Counter-proposal: Syntax for FP Attributes on blocks or expressions
Don
nospam at nospam.com
Fri Mar 13 09:41:12 PDT 2009
Joel C. Salomon wrote:
> Don wrote:
>> Consider this code:
>> double add(double x, double y) {
>> return x + y;
>> }
>> Is this code pure? (…)
>> Technically, it isn't. If you change the floating-point rounding mode on
>> the processor, you get a different result for exactly the same inputs.
>
> IEEE 754-2008, §4 (Attributes and Rounding), prescribes:
> An attribute is logically associated with a program block to
> modify its numerical and exception semantics. A user can specify
> a constant value for an attribute parameter.
>
> Some attributes have the effect of an implicit parameter to most
> individual operations of this standard; language standards shall
> specify
> — rounding-direction attributes (see 4.3)
> and should specify
> — alternate exception handling attributes (see 8).
>
> If D offered some way to statically set these attributes on a block to
> anything but the default, this could make the code pure. (Unless you
> explicitly set the mode to “dynamic”, as normally is the case on x86.)

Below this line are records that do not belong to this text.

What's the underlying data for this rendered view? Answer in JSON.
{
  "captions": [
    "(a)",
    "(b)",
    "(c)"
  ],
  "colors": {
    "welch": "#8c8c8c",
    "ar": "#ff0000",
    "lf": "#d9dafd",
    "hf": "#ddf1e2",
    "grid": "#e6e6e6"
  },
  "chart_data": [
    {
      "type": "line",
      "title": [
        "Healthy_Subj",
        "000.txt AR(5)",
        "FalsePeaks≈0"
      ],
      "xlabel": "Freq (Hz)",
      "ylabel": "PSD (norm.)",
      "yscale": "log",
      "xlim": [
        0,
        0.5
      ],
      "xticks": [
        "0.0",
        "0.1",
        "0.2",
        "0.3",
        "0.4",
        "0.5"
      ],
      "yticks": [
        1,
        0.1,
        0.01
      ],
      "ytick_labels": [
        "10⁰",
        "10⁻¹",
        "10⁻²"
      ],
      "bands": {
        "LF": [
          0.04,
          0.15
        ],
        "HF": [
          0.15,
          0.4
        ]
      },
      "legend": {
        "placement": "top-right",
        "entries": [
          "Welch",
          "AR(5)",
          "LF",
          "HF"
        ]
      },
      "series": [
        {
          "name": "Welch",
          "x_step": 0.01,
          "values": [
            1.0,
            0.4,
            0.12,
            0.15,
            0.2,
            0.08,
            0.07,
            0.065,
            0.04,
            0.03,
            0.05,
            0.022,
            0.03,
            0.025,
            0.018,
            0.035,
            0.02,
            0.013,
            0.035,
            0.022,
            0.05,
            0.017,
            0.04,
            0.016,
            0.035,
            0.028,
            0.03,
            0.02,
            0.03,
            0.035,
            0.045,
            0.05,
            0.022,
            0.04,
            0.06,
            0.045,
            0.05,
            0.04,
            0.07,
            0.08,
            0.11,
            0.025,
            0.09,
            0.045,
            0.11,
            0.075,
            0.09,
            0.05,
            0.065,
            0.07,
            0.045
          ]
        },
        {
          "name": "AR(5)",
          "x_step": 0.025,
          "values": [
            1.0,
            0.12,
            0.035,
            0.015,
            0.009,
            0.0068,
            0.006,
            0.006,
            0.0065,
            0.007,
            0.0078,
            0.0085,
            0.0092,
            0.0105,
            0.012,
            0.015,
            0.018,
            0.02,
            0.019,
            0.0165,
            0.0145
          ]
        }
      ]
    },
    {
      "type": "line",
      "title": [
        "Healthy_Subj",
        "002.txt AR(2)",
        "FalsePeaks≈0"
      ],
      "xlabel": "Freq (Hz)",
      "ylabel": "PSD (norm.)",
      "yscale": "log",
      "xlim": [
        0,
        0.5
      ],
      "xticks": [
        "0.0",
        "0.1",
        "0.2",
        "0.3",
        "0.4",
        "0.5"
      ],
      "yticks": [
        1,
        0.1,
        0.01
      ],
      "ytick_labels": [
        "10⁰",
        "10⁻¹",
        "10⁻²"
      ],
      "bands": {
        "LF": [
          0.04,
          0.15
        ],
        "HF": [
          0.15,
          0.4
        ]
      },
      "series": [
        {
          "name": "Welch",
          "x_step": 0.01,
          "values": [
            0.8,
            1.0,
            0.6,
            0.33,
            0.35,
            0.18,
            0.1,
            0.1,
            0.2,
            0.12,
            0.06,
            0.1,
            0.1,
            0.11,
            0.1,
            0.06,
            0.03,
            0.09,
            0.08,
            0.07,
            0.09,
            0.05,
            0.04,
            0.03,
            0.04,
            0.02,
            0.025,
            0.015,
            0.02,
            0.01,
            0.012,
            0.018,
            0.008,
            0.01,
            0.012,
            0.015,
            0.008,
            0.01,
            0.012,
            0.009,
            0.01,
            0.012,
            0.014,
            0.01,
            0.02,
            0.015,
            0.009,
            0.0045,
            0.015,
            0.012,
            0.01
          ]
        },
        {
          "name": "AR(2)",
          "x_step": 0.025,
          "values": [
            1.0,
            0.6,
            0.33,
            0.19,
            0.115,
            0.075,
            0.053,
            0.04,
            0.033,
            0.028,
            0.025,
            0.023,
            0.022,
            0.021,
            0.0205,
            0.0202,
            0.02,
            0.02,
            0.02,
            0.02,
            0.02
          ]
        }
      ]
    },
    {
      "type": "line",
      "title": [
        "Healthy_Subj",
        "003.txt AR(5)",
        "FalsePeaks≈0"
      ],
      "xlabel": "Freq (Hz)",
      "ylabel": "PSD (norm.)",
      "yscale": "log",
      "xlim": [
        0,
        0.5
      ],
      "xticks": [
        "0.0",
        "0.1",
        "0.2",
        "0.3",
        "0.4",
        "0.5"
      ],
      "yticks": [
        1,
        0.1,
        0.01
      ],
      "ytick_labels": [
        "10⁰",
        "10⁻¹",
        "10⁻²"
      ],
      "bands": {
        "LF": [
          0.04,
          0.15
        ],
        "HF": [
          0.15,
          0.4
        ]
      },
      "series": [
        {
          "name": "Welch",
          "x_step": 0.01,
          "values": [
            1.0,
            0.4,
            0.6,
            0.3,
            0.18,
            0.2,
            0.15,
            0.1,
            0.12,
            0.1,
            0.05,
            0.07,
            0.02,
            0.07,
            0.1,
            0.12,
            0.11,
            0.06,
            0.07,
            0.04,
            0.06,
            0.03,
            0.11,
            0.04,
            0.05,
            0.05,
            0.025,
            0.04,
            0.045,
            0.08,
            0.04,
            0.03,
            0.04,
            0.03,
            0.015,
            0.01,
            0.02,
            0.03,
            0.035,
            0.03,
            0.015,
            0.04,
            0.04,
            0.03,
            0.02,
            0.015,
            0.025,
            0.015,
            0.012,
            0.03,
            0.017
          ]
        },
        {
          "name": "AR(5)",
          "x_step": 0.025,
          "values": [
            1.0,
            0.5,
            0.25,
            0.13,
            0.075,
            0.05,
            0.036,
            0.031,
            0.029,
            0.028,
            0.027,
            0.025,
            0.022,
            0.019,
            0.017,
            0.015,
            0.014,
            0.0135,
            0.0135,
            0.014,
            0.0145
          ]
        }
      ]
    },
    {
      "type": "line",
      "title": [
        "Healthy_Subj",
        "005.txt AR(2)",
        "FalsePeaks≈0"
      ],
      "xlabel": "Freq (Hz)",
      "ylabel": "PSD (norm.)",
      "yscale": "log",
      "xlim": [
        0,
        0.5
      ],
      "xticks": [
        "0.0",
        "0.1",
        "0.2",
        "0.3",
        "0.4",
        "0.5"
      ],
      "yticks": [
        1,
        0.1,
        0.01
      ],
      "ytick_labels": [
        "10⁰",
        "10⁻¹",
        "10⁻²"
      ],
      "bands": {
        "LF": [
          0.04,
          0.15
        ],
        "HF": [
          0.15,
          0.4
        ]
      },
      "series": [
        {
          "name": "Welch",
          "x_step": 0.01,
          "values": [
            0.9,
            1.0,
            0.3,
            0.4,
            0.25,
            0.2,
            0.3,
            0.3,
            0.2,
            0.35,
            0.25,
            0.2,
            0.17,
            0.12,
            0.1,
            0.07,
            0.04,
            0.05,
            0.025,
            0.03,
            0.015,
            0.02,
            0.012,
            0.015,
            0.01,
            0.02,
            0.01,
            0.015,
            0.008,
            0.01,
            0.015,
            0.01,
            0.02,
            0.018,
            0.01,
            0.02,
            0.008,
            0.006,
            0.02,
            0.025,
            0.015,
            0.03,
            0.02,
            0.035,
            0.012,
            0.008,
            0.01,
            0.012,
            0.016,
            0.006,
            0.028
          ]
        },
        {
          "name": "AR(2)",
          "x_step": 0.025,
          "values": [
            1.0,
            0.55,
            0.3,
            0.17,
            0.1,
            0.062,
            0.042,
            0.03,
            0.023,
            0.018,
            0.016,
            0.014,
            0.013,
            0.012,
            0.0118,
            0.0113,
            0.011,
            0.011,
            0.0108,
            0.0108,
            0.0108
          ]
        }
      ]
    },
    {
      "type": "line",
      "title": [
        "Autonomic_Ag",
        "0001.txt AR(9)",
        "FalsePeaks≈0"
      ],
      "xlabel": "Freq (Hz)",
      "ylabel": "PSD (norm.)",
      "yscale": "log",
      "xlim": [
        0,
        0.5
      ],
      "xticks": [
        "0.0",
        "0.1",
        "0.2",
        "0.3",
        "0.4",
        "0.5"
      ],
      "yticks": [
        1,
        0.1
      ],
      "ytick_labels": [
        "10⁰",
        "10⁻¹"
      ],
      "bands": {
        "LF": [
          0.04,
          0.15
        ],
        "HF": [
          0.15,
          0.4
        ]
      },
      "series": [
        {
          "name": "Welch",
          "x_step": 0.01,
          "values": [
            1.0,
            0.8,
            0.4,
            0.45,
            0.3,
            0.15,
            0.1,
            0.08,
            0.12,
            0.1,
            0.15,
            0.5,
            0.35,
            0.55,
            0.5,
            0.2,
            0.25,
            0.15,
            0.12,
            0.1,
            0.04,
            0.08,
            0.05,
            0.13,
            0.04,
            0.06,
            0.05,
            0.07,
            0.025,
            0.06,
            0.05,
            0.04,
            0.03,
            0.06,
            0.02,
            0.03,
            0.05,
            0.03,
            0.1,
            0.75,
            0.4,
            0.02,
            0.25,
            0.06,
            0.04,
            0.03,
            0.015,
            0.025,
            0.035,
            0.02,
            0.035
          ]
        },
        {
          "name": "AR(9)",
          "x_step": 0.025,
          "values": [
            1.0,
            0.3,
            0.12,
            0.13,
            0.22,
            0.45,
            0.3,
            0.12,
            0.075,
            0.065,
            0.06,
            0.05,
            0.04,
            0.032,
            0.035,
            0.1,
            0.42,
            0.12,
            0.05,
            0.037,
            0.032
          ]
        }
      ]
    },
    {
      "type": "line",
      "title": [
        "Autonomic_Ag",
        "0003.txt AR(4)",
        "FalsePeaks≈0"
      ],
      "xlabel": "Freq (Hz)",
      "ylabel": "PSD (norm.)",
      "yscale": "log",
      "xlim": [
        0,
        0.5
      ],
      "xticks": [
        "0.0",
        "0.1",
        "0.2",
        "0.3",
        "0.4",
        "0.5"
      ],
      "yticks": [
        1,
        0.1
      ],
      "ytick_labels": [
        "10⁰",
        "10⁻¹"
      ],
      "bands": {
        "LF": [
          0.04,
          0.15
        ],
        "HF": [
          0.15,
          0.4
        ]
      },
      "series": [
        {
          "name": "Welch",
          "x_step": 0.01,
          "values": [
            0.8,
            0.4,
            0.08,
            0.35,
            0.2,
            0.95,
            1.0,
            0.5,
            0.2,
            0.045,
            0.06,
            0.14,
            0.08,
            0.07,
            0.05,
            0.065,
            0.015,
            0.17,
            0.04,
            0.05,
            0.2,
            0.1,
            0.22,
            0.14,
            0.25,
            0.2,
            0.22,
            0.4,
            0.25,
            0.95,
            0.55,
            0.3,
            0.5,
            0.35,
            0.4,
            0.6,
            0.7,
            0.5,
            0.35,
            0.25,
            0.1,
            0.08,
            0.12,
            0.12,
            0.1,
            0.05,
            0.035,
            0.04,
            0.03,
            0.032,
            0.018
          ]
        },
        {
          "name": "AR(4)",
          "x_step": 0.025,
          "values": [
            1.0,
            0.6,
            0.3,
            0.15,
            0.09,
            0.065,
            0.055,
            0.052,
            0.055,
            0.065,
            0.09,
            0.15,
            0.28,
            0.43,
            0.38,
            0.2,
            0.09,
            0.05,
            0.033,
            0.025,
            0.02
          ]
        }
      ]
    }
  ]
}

But there's only 2 modes that are important in practice: 'default' and
'dynamic'. If you have dynamic, any other mode can be done trivially
with a library solution. (A compiler vendor could choose to recognize
the function call as an intrinsic, and perform optimisatio n in a few cases.
> More likely, though, you’d want to template code like this on the
> currently-selected rounding mode.
>
> So, can D become the first language to properly implement this aspect of
> 754-2008?
>
> —Joel Salomon
Unless you have a specific use-case in mind?